Verwirrt und nicht imstande, eine sinnvolle Antwort zu geben, zuckte Michel nur mit den Schultern.

„Wenn ich das richtig beobachtet habe, und bei FX ist das wirklich schwer, ihn zu verwechseln, dann trägt Dein Freund hier auch im Winter kurze Klamotten!”

Das hatte gesessen. Zumindest bei Michel, der zwar seinen Mund öffnete, jedoch keinen Ton, geschweige denn ein Wort herausbrachte.

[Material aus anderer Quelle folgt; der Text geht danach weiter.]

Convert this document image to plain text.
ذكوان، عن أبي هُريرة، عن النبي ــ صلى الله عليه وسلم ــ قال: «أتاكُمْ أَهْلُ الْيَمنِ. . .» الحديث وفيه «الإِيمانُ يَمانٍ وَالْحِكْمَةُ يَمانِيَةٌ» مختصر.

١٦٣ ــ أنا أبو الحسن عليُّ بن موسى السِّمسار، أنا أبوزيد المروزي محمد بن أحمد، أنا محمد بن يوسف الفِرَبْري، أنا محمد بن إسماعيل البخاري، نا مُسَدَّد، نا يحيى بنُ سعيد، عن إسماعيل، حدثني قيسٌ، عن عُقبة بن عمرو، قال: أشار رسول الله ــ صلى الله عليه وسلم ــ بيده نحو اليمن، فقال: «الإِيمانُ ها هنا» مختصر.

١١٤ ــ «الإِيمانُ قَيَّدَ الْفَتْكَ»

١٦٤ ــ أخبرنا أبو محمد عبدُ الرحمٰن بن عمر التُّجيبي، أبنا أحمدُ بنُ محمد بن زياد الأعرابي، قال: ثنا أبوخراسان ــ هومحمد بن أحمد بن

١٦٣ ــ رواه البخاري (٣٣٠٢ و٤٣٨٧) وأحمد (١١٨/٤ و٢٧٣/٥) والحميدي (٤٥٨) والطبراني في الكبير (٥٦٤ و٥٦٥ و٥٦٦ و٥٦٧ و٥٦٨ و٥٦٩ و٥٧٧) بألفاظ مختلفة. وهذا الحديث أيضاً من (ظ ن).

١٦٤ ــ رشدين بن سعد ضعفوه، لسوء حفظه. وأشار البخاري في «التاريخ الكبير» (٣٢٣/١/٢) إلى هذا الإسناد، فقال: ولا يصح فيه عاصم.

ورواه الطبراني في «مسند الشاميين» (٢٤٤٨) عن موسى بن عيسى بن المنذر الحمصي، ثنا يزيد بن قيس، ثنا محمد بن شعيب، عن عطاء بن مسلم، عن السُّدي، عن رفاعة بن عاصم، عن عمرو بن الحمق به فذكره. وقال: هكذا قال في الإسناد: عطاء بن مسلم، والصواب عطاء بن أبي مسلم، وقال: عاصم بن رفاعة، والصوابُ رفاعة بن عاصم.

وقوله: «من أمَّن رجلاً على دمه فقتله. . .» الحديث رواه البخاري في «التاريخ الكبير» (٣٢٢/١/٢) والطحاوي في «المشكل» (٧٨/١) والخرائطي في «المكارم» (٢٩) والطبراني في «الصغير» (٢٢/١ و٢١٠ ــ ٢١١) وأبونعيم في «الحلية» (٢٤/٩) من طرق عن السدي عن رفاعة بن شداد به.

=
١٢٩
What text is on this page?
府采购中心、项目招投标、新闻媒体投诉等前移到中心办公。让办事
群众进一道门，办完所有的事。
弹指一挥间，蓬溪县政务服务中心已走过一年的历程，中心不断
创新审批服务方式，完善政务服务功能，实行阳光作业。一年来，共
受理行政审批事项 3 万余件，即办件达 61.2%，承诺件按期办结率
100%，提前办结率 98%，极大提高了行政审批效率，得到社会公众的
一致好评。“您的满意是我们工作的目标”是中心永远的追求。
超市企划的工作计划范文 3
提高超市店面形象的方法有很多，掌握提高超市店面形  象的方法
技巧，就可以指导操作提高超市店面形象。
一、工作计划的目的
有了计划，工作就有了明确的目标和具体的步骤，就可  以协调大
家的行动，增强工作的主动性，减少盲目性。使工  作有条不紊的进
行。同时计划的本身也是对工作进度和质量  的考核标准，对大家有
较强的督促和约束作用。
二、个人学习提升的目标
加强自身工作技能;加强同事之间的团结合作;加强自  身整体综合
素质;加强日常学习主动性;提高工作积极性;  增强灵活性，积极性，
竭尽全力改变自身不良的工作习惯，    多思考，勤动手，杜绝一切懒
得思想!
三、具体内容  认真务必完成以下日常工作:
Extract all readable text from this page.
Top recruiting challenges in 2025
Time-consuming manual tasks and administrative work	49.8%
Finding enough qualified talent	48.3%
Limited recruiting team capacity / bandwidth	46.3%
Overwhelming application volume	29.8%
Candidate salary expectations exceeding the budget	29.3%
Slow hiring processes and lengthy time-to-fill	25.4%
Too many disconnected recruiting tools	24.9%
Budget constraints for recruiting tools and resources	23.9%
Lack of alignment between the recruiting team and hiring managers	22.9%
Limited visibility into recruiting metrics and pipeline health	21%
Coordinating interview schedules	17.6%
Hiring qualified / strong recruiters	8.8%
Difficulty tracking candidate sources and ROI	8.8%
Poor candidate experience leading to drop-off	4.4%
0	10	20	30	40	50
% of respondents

Irgendwie hatte ihm Paul ordentlich Kontra gegeben und ihn sprachlos zurückgelassen.

Ganz im Gegenteil dazu krümmte sich FX vor Lachen auf der Decke und wälzte sich von einer Seite auf die andere, wobei er sich dabei den Bauch halten musste und mehrfach über seinen Gipsarm hinweg rollte.

„Oh je, wenn das keine blauen Flecken gibt.”

Irgendwann hatte er sich halbwegs beruhigt und wieder aufgesetzt, kämpfte aber noch gegen ein paar vereinzelte Lachsalven.

„Du meinst, wir sind so etwas wie Anti-Zwillinge?”

Zugegebenermaßen bezog sich diese Frage nicht ausschließlich auf das Wärmeempfinden, sondern FX war mehr denn je daran gelegen, herauszufinden, ob es sich bei Emil oder gar auch bei Paul um Schattenjäger handelte. Aber er konnte mit dieser Frage natürlich schlecht direkt ins Haus fallen.

„Hej, Junx, was haben wir denn da Lustiges verpasst?”

Henne und Ben waren wieder zurück vom Schwimmen da und tropften vor sich hin.